Continuamos a caminhar, abraçados. Quando passamos por uma janela do casarão, percebi que havia neve, lá fora.
Não estávamos mais no Rio e sim na Rússia.
Kasimir abriu uma porta e saímos, por entre muita neblina, por sobre a interminável neve russa, voamos sobre Moscou, passamos pela Praça Vermelha, nos detivemos por alguns instantes em cima da fantástica catedral de São Basílio, continuamos voando em direção a São Petersburgo...
O tempo inteiro, ele falava.
Os Romanov, a última família imperial russa... o fraco tzar Nicolau II, dominado pela mulher, a Alexandra.. Os mágicos e ocultistas que os cercavam... Rasputin, o único que detinha os sangramentos do filho hemofílico do casal...
E naquele momento chegamos a São Petersburgo e descemos diante de uma casa, uma hospedaria. Subimos uma escada, entramos num quarto. Ele e eu tiramos a roupa, nos enfiamos debaixo dos cobertores...
Nada mais importava.
Fizemos amor, longamente.
Claro, Kasimir Maliévitch voltou para a Rússia, provavelmente nunca mais o verei.
Admito que, ano passado, tive vontade de me deitar com Duchamp, um homem fascinante.
Aliás, mais interessante como pessoa, pelas atitudes que tomou, do que por sua obra.
Claro que adorei ver Marcel jogando xadrez. Mas não aconteceu nada entre nós.
Não, não tentei de verdade seduzir Duchamp, mas lhe revelei meus sentimentos. E deparei com sua absoluta frieza. Ele deixou claro que queria apenas conversar.

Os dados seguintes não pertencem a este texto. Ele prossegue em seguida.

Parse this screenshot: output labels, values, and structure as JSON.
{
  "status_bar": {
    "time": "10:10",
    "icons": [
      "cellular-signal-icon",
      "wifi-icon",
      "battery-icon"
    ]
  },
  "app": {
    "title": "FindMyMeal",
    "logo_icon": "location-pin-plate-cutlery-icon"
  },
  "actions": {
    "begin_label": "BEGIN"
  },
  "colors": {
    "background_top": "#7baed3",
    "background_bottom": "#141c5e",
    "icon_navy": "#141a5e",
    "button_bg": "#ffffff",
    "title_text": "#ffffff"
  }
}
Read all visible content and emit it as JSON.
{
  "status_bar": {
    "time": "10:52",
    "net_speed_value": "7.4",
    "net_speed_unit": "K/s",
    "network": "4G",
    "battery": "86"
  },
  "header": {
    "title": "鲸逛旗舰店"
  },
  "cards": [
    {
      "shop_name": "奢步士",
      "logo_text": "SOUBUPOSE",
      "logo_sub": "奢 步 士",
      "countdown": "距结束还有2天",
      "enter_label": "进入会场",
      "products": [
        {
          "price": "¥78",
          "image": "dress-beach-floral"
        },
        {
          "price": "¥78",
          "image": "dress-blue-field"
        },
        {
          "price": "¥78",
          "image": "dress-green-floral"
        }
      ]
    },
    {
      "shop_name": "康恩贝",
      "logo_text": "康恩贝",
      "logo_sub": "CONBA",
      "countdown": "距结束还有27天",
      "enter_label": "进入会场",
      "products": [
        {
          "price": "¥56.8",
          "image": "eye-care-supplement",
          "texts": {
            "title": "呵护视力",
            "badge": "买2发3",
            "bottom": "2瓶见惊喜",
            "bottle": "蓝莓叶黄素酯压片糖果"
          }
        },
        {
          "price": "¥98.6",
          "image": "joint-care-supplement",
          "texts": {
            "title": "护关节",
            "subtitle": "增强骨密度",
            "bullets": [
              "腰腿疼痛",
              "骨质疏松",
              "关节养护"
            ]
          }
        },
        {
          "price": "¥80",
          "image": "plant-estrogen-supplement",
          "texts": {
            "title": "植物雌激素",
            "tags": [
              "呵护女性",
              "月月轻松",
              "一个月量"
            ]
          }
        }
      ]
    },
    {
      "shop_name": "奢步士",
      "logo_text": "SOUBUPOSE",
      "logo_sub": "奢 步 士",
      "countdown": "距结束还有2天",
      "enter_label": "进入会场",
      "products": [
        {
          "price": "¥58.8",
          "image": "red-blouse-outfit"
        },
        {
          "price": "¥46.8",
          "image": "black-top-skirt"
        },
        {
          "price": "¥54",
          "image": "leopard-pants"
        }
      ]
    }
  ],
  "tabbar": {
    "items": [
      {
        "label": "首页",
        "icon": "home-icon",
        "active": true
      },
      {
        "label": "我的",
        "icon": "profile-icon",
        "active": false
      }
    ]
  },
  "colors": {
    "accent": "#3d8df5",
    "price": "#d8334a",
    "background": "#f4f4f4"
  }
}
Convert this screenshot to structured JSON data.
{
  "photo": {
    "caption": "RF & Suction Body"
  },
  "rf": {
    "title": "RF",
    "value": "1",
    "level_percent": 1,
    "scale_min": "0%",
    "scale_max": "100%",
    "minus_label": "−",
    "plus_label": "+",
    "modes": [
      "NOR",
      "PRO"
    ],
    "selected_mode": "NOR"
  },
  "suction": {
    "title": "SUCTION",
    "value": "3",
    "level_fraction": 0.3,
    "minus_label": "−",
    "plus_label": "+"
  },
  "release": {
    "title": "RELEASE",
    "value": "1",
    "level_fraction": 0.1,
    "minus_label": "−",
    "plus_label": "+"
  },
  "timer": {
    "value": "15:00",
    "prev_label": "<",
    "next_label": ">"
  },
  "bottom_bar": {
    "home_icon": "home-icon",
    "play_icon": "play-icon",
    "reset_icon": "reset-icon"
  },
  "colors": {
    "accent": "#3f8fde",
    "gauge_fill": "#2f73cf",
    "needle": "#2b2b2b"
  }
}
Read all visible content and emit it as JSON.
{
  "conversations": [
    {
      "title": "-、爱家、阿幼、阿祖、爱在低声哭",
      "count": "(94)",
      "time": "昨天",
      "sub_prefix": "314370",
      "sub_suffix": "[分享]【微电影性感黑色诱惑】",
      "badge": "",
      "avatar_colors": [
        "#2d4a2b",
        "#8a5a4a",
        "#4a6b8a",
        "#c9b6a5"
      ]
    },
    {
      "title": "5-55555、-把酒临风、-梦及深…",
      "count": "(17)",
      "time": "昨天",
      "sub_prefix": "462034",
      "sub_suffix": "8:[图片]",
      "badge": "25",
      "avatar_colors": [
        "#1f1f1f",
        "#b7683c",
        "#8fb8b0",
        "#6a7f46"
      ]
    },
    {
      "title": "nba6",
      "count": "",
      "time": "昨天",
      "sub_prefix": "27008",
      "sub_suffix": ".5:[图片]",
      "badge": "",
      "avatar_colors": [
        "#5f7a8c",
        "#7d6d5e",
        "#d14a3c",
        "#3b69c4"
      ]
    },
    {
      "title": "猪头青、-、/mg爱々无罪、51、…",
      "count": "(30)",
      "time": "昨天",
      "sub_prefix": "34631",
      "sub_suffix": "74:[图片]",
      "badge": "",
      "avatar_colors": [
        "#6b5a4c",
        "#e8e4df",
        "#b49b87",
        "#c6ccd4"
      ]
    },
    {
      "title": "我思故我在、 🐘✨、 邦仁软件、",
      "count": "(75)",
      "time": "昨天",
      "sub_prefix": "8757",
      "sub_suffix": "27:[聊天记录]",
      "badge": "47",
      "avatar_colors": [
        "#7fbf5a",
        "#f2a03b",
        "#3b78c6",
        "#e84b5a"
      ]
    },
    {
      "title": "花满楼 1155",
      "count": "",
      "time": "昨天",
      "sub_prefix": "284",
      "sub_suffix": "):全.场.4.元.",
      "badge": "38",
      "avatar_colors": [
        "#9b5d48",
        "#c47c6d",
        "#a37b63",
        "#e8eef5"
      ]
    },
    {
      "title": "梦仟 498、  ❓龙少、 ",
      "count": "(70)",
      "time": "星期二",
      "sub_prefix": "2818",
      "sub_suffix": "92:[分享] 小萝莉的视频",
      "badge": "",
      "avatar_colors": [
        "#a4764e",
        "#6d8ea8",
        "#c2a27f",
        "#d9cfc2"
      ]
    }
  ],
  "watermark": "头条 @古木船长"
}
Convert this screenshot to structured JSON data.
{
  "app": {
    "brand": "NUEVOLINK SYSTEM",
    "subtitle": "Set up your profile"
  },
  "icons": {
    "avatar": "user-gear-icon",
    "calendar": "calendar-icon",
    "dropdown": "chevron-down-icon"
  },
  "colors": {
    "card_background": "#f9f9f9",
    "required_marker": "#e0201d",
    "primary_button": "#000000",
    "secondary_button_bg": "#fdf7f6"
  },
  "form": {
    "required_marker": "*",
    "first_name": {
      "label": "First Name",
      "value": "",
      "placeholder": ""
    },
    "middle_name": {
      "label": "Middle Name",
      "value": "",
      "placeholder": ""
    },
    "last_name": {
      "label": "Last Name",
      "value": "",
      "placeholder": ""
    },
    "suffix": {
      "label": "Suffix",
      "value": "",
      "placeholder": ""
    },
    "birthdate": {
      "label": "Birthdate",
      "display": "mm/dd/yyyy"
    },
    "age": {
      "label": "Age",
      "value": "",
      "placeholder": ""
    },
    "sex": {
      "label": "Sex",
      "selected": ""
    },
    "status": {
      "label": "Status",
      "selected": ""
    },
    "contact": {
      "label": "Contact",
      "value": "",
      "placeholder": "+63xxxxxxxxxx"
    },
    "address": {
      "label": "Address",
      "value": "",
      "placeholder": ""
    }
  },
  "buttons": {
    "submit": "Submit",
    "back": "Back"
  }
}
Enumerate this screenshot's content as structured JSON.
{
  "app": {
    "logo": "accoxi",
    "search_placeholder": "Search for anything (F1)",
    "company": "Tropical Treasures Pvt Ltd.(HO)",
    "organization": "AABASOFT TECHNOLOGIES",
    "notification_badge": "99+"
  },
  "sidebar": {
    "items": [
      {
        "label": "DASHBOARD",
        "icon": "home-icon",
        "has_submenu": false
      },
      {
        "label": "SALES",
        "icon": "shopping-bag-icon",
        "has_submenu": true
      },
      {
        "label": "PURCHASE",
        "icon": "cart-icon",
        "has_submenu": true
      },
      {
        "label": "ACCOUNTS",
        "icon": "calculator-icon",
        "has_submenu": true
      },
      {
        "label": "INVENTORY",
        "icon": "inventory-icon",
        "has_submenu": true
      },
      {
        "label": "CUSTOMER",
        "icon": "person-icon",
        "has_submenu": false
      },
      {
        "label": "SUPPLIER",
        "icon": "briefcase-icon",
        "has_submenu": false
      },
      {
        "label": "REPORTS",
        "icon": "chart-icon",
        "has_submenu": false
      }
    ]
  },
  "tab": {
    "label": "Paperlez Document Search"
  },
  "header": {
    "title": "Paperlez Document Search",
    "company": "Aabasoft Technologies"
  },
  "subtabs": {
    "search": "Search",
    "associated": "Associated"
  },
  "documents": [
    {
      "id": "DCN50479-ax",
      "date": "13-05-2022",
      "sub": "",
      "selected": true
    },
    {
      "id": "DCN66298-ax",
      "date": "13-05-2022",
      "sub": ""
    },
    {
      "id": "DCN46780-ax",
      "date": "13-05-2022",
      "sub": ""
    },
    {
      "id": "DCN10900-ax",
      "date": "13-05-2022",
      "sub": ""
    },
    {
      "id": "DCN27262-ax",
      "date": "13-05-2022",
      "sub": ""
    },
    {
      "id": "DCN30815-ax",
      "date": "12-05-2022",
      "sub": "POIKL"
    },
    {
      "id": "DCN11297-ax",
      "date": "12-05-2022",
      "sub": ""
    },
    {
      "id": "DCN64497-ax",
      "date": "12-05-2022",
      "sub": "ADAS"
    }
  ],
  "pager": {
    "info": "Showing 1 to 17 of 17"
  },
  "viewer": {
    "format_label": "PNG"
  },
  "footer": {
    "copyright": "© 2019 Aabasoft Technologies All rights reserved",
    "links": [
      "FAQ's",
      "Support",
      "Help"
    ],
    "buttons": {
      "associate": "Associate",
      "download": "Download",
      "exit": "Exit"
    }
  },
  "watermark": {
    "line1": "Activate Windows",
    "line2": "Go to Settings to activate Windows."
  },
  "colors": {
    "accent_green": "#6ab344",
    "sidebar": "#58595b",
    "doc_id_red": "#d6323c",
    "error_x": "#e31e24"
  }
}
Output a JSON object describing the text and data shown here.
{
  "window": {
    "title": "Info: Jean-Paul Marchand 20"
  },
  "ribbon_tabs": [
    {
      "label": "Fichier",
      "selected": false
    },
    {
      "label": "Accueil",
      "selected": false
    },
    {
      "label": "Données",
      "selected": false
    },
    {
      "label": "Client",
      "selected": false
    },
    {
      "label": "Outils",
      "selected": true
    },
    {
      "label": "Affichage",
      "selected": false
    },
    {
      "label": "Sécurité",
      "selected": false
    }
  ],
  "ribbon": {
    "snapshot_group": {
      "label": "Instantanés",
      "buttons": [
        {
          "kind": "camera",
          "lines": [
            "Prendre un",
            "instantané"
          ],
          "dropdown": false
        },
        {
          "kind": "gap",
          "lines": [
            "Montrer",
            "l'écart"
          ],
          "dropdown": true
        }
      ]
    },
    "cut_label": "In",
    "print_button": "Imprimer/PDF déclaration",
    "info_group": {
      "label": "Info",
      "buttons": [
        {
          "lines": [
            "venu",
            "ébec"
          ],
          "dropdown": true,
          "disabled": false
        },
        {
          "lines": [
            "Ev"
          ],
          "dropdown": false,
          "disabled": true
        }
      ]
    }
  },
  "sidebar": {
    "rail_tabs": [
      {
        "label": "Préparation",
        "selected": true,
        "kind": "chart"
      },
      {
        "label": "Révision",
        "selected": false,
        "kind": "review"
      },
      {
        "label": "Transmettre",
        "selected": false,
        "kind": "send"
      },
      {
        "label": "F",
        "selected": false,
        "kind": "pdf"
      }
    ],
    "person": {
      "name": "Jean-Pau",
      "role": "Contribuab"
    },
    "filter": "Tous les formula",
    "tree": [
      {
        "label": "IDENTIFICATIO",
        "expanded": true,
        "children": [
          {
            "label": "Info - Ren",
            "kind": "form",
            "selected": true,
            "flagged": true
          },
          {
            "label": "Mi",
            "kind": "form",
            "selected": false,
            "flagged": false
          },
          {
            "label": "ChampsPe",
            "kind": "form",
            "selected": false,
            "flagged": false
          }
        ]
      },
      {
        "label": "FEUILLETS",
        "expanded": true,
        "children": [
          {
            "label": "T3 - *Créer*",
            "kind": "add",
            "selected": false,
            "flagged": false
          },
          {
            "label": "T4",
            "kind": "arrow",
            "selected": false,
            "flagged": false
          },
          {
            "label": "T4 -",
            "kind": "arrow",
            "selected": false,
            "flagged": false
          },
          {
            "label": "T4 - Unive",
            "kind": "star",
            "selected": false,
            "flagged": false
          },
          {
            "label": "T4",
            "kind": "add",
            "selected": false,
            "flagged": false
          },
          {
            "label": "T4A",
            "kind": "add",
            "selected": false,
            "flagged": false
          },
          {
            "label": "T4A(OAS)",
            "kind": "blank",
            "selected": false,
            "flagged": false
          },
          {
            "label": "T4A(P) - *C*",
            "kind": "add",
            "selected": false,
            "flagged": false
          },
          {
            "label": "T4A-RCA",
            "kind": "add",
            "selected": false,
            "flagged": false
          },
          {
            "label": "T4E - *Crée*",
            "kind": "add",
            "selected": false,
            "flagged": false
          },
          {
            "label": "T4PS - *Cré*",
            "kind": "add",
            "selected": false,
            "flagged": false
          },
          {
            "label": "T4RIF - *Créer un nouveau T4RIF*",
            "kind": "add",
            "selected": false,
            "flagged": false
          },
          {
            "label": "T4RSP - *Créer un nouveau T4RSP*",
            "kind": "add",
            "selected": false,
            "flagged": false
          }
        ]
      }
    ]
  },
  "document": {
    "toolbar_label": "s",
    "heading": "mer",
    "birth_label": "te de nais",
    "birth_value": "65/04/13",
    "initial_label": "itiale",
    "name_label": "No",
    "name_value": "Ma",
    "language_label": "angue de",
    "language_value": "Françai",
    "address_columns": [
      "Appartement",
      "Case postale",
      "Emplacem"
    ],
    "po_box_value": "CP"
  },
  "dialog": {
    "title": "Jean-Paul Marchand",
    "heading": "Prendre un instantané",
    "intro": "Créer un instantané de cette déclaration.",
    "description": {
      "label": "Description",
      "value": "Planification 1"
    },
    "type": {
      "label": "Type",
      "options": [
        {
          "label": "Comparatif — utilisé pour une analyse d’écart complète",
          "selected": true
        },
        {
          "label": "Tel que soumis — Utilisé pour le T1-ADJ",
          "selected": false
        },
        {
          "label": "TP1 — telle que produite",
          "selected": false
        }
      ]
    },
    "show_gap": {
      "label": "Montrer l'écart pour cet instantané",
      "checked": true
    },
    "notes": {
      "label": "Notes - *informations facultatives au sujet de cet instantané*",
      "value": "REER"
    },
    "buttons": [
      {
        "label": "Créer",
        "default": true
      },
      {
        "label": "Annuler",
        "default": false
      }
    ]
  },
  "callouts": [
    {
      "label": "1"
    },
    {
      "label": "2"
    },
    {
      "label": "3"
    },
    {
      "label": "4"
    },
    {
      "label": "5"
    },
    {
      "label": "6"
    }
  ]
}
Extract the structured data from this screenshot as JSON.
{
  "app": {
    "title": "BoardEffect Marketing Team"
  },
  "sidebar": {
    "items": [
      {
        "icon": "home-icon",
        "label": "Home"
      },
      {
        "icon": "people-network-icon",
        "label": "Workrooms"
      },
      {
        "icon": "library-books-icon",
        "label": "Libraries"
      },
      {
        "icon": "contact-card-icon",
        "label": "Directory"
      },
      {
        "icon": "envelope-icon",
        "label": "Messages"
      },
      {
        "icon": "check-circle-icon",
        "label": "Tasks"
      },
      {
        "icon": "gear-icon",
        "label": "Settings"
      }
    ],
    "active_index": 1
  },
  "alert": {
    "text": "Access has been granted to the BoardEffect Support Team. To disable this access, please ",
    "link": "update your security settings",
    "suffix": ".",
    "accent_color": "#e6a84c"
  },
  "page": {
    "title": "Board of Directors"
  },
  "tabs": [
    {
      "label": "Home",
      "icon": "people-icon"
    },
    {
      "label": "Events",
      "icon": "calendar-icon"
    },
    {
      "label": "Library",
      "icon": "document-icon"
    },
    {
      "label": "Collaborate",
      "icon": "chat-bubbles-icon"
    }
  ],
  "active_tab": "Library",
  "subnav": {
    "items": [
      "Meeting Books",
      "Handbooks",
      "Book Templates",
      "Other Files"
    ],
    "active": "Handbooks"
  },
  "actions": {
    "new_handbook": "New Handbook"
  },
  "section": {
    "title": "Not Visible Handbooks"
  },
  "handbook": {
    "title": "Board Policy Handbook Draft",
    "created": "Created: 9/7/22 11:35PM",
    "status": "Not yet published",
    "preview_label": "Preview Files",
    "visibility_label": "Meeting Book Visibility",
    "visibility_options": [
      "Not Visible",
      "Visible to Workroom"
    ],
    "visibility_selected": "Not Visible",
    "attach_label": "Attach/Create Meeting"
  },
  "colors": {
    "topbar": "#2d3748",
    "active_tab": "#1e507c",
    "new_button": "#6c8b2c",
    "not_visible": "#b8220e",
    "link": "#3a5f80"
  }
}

Depois da sua partida, uma pessoa confiável me contou o que pouca gente sabia: Duchamp, naquele momento, estava perdidamente apaixonado por Henri-Pierre Roché.
Sim, Roché, o escritor, o autor do romance “Jules et Jim”, que Truffaut adaptou para o cinema.
Não, você não precisa explicar nada a ninguém. Fica entre nós. Se, depois do que lhe contei, você acredita em mim, se tem certeza de que estou dizendo a verdade, para mim basta.